Moored as closely together as possible, the dredges attacked the great mass of soft clay from both sides. Double crews and electric light enabled the work to go on by night as well as by day. The excavated material was loaded into barges, towed away by tugs, and dumped into Gatun or Miraflores Lake, outside the ship channel.

By May, 1914, a channel had been dug through the Cucaracha Slide deep enough to permit barges to be towed through from ocean to ocean. These barges carried freight from steamers of the American-Hawaiian Steamship Line, which company had been prevented from trans-shipping by the Tehuantepec Railroad because of the revolutionary outbreaks in Mexico.

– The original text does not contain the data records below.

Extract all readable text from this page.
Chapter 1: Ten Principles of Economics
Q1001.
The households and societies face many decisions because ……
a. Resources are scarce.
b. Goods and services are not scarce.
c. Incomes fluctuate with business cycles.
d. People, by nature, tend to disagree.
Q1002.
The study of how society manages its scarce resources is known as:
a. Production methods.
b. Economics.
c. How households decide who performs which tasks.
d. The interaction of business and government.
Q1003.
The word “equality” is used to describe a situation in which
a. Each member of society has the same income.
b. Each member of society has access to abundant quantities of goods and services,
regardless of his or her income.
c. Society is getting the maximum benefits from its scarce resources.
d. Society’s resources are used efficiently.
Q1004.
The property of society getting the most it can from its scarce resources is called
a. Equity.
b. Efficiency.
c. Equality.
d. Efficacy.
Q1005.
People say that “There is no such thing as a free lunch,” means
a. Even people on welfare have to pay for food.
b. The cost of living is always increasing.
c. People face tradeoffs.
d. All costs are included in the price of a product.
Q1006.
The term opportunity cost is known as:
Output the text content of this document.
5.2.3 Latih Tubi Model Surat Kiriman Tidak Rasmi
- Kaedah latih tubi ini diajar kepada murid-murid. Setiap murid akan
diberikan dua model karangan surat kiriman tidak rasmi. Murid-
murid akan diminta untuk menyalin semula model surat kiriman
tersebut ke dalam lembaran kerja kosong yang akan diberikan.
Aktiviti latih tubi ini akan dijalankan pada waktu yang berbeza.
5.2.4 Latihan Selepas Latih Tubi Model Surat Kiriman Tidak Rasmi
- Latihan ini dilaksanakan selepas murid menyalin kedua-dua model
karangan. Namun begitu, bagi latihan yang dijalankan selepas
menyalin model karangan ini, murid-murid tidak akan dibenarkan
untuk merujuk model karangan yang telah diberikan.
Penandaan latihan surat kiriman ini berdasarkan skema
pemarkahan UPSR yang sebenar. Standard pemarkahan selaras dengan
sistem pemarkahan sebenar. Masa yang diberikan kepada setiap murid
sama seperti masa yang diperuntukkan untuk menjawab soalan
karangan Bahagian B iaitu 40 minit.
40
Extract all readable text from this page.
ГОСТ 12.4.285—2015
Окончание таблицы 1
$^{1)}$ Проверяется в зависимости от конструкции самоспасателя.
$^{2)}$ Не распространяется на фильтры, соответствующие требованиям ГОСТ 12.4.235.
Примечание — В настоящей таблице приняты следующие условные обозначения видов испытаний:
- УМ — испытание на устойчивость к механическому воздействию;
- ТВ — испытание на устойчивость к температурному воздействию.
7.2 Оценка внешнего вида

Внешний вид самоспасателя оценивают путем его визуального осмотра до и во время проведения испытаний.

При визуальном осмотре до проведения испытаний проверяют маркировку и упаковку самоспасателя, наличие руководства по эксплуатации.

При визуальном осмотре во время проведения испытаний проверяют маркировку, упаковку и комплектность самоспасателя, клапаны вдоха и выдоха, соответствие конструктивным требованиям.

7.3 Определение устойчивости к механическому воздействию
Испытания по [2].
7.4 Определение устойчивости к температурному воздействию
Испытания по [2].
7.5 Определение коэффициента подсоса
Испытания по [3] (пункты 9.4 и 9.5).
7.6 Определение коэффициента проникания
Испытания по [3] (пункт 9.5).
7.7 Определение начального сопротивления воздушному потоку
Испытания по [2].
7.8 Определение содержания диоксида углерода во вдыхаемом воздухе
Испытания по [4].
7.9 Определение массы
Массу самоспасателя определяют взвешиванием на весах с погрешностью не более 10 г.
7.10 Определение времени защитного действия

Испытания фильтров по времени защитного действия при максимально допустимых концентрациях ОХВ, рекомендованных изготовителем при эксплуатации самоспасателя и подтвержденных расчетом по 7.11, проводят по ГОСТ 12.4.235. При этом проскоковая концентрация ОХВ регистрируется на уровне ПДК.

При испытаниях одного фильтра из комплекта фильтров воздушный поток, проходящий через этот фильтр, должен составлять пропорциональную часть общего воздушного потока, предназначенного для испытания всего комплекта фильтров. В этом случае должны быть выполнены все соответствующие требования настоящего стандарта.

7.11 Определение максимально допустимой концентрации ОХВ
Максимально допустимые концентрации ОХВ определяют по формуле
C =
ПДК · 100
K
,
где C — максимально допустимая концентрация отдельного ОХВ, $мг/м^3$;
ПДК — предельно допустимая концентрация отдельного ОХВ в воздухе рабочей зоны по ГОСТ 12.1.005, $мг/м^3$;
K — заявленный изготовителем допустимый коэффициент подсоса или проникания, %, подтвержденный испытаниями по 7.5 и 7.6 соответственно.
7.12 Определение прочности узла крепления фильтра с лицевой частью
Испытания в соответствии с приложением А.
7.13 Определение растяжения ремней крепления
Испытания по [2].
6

After the dredges had removed 2,767,080 cubic yards—an average of 286,239.78 cubic yards per month—from the Cucaracha Slide, its forward movement ceased and the Way was opened for an ocean-going ship to make the long-looked-forward-to passage from sea to sea. This trip was made by the Cristobal, of the Panama Railroad Steamship Line, on August 3, 1914. Her sister ship, the Ancon, passed through on the fifteenth, carrying a large party of army officers, Panamanian dignitaries, and their wives and families. Again General Goethals was not a passenger, but watched the vessel's passage from the shore, moving from point to point in his railroad motor.